TABLE 4 ______________________________________ CROSSOVER STUDY WITH ADENOSINE-5'-ACETATE AND ADENOSINE pO 2 Overall Drug Dog change Duration activity (15 mg/kg, i.d.) No. % min. rating ______________________________________ Adenosine-5'-acetate 1 83 80 active Adenosine 1 12 60+ inactive Adenosine-5'-acetate 2 61 60 active Adenosine 2 0 0 inactive ______________________________________
The present invention includes within its scope pharmaceutical compositions comprising adenosine-5'-acetate in association with a pharmaceutically acceptable carrier or diluent. Adenosine-5'-acetate exhibits both oral and parenteral activity and can be formulated in dosage forms for oral, sublingual, parenteral or rectal administration.
Solid dosage forms for oral administration include capsules, tablets, pills, powders and granules. In such solid dosage forms, the active compound is admixed with at least one inert diluent such as sucrose, lactose or starch. Such dosage forms can also comprise, as is normal practice, additional substances other than inert diluents, e.g., lubricating agents such as magnesium stearate. In the case of capsules, tablets and pills, the dosage forms may also comprise buffering agents.
Liquid dosage forms for oral administration include pharmaceutically acceptable emulsions, solutions, suspensions, syrups and elixers containing inert diluents commonly used in the art, such as water. Beside inert diluents, such compositions can also include adjuvants, such as wetting agents, emulsifying and suspending agents, and sweetening, flavoring and perfuming agents.
Preparations according to this invention for parenteral administration include sterile aqueous or non-aqueous solutions, suspensions or emulsions. Examples of non-aqueous vehicles are propylene glycol, polyethylene glycol, vegetable oils, such as olive oil and injectable organic esters such as ethyl oleate. Such dosage forms may also contain adjuvants such as preserving, wetting, emulsifying and dispersing agents. They may be sterilized by, for example, filtration through a bacteria-retaining filter, by incorporating sterilizing agents into the compositions, by irradiating the compositions, or by heating the compositions. They can also be manufactured in the form of sterile solid compositions which can be dissolved in sterile water, or some other sterile, injectable medium immediately before use.

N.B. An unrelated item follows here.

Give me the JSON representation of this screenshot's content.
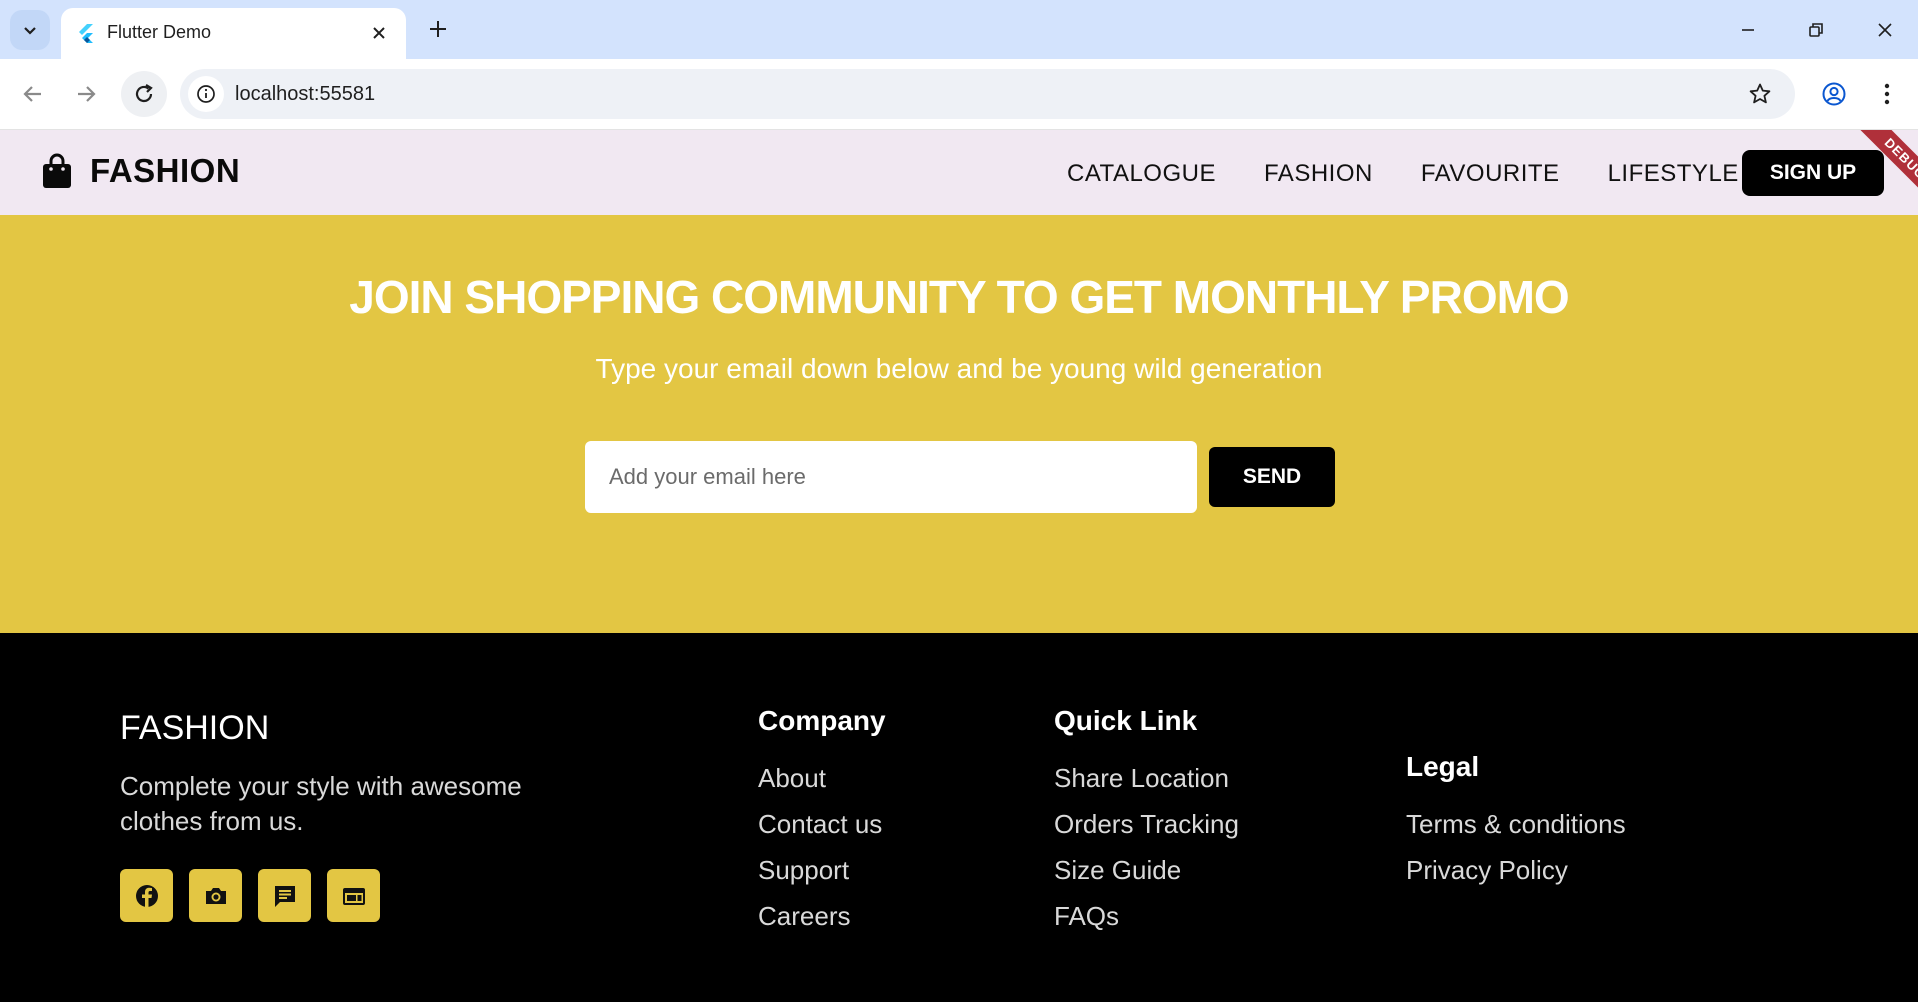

Compositions for rectal administration are suppositories which may contain, in addition to the active substance, excipients such as cocoa butter or a suppository wax.
The dosage of active ingredient in the composition of this invention may be varied; however, it is necessary that the amount of the active ingredient be such that a suitable dosage form is obtained. The selected dosage depends upon the desired therapeutic effect, on the route of administration, and on the duration of treatment. Generally, adenosine-5'-acetate is administered in dosage levels of from 0.5 to 30 mg./kg. of body weight daily to patients in need of coronary oxygen increase or who are susceptible to attacks of angina pectoris. However, because of the low toxicity of the adenosine-5'-acetate (LD 50 in mice of <1000 mg./kg.) dosages of up to 100 mg./kg. or more can be administered if desired.